# Stacked Auto Encoder

### Setup notebook

In [None]:
# Importing the libraries
import sys, os
import numpy as np
import pandas as pd
import torch
import torch.nn as nn
import torch.nn.parallel
import torch.optim as optim
import torch.utils.data
from torch.autograd import Variable
import torch.nn.functional as F

from mymods.lauthom import *

### Data

In [None]:
get_path('*/*', 'movies')
get_path('*/*', 'users')
get_path('*/*', 'ratings')

In [None]:
def read_file(filename, **kwargs):
    """Get file path and read file"""
    from pathlib import Path
    fpath = list(Path('../../').glob('*/*/' + str(filename)))[0]
    return pd.read_csv(fpath, **kwargs)

In [None]:
# Importing the dataset
movies = read_file('movies.dat', sep='::', header=None, encoding='latin-1', names=['id', 'movie', 'cat'])
users = read_file('users.dat', sep='::', header=None, encoding='latin-1', names=['id', 'sex', 'unk1', 'unk2', 'unk3'])
ratings = read_file('ratings.dat', sep='::', header=None, encoding='latin-1', names=['user_id', 'movie_id', 'rating' , 'unk'])

In [None]:
movies.sample(10)
users.sample(10)
ratings.sample(10)

In [None]:
movies.info()
users.info()
ratings.info()

### Train test sets

In [None]:
get_path('*/*', 'u1')

In [None]:
df_train = read_file('../../_data/ml-100k/u1.base', delimiter='\t', header=None, names=['user_id', 'movie_id', 'rating', 'unk'])
df_test = read_file('../../_data/ml-100k/u1.test', delimiter='\t', header=None, names=['user_id', 'movie_id', 'rating', 'unk'])

In [None]:
df_train['test'] = False
df_test['test'] = True

In [None]:
df = pd.concat([df_train, df_test])
df.sample(10)

In [None]:
df.info()

In [None]:
# example ratings for user = 1
user_id = 1
mask = df['user_id'] == user_id
trn = df.loc[mask, :]
trn.sample(10)

### Unique users and movies in both train and test set

In [None]:
users = set(df['user_id'])
movies = set(df['movie_id'])
nb_users, nb_movies = len(users), len(movies)
nb_users, nb_movies

In [None]:
# Prepare for pivot and split
df.loc[df['test']==False, 'user_id'] = df.loc[df['test']==False, 'user_id'].values + 99000

# Pivot for RBM model
pv = df.pivot(index='user_id', columns='movie_id', values='rating')

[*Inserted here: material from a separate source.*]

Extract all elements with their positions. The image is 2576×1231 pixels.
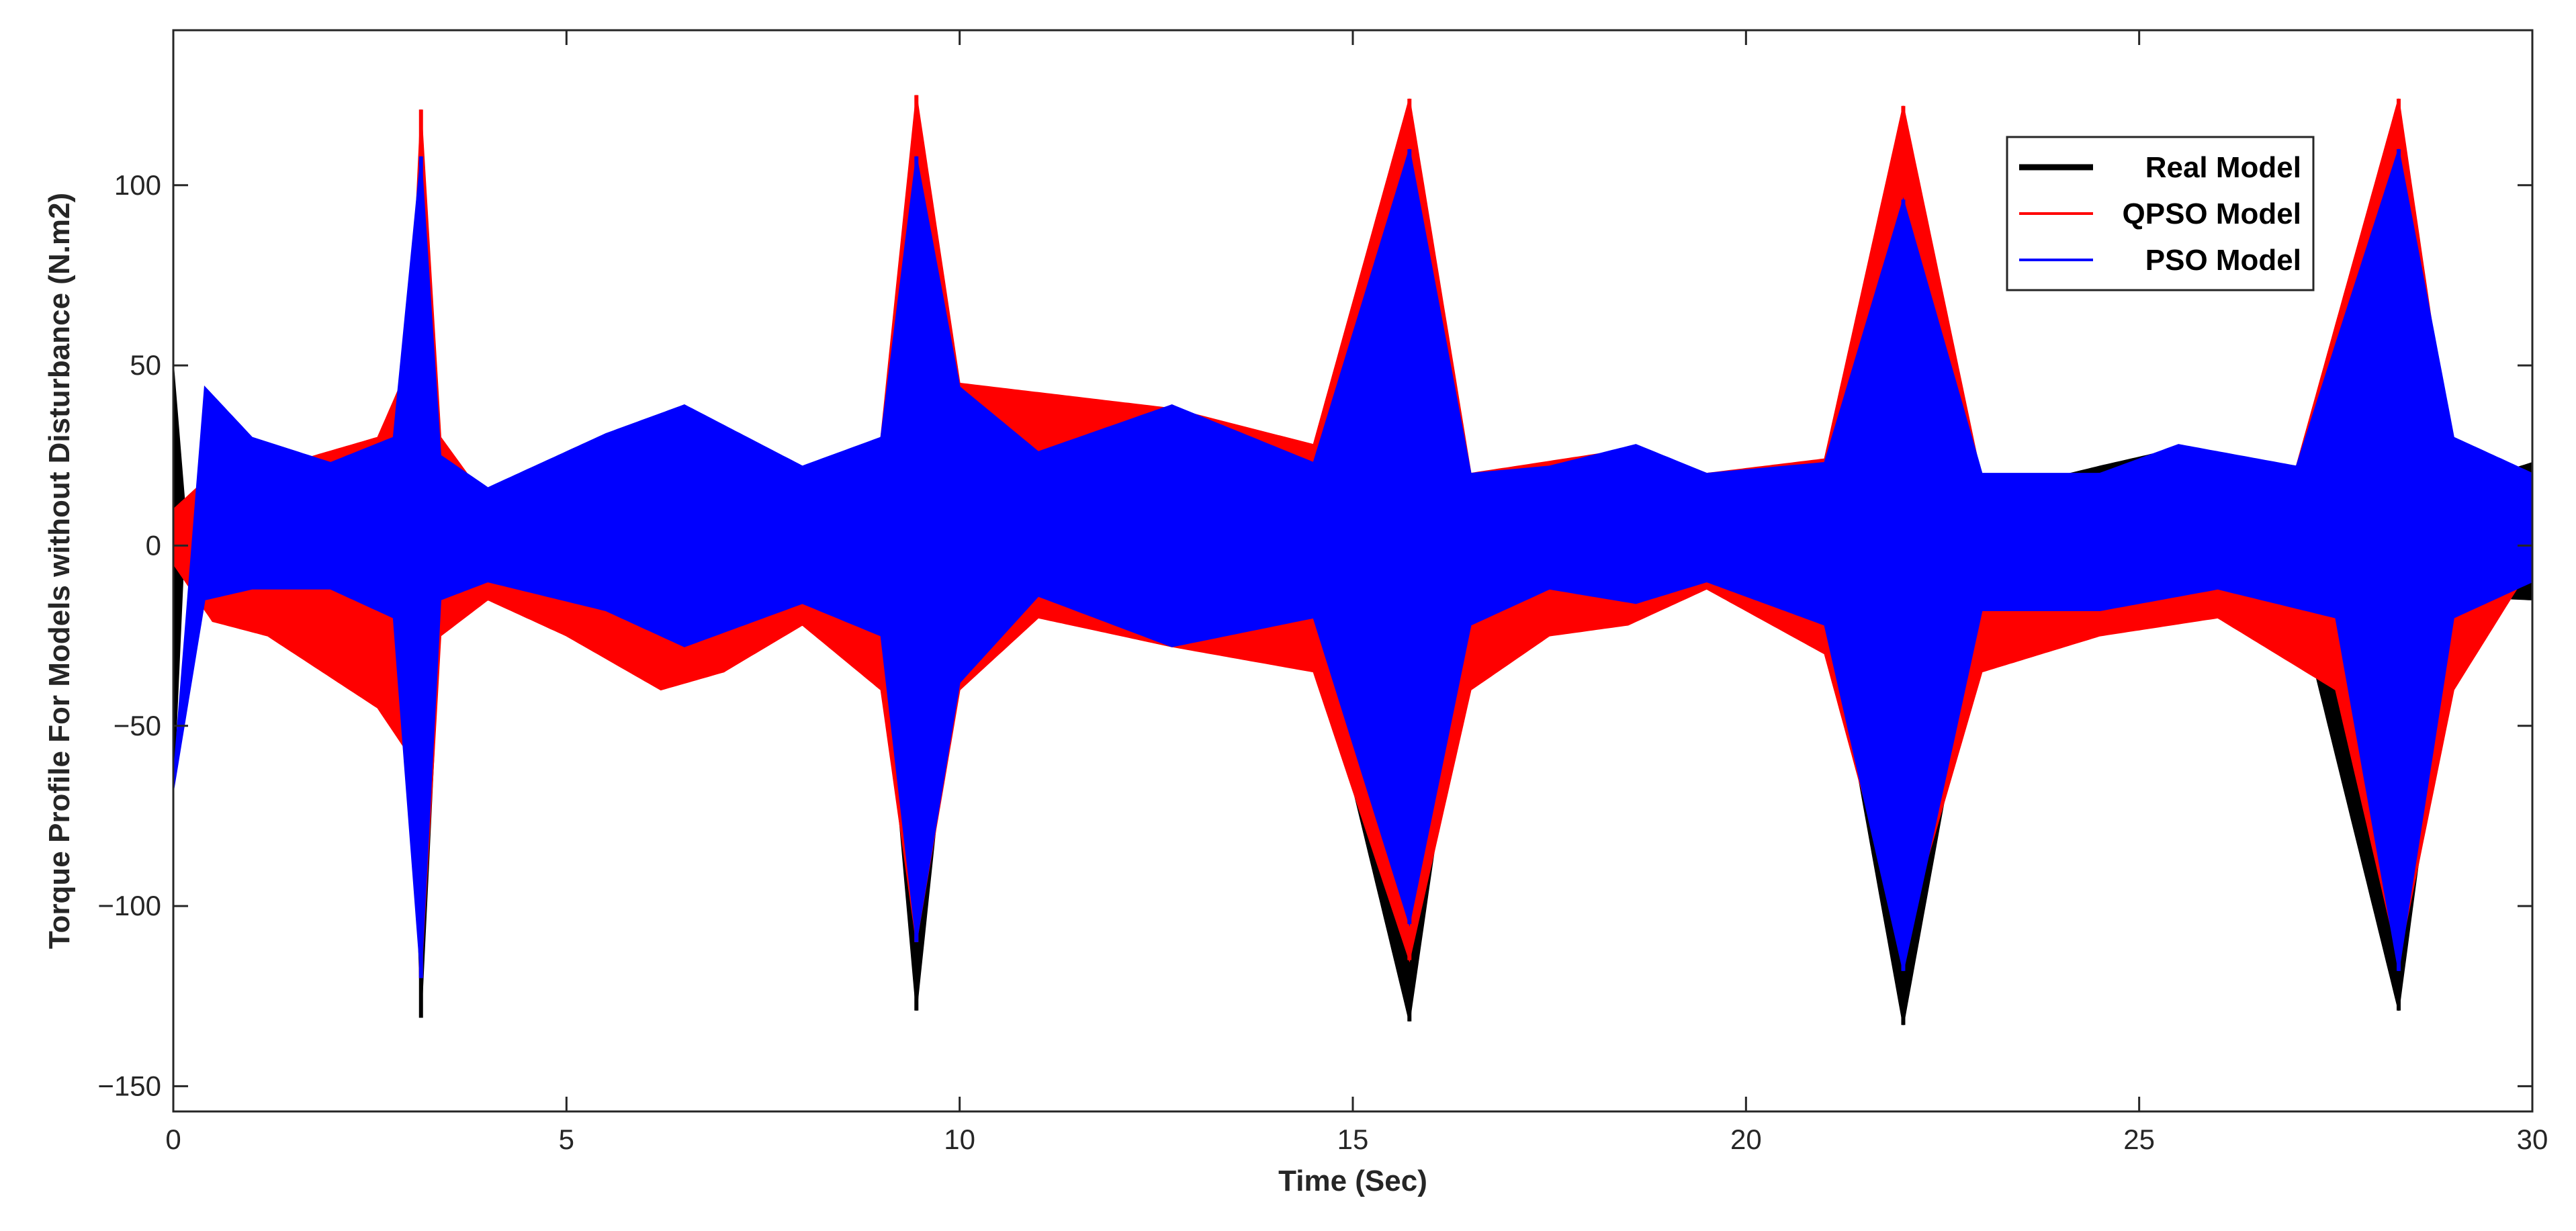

# Change rating: negative/positive:
# nan: -1, 1-2: 0, 3-5: 1
mask_null = pv.isnull()
mask_3 = pv>=3

pv[mask_3] = 1
pv[~mask_3] = 0
pv[mask_null] = -1

# Split train test
pv_train = pv.loc[pv.index > 99000, :]
pv_train.index = pv_train.index - 99000
pv_test = pv.loc[pv.index < 99000, :]

pv_train.sample(10)
pv_test.sample(10)

In [None]:
pv_train.info()
pv_test.info()

In [None]:
np_train = np.array(pv_train, dtype='int')
np_test = np.array(pv_test, dtype='int')

np_train.shape
np_test.shape

#### Sanity check np.array & rating

In [None]:
print('rank train:', 'nan', sum(sum(np_train == -1)))
print('rank test:', 'nan', sum(sum(np_train == -1)))
    
for r in range(6):
    print('rank train:', r, sum(sum(np_train == r)))
    print('rank test:', r, sum(sum(np_train == r)))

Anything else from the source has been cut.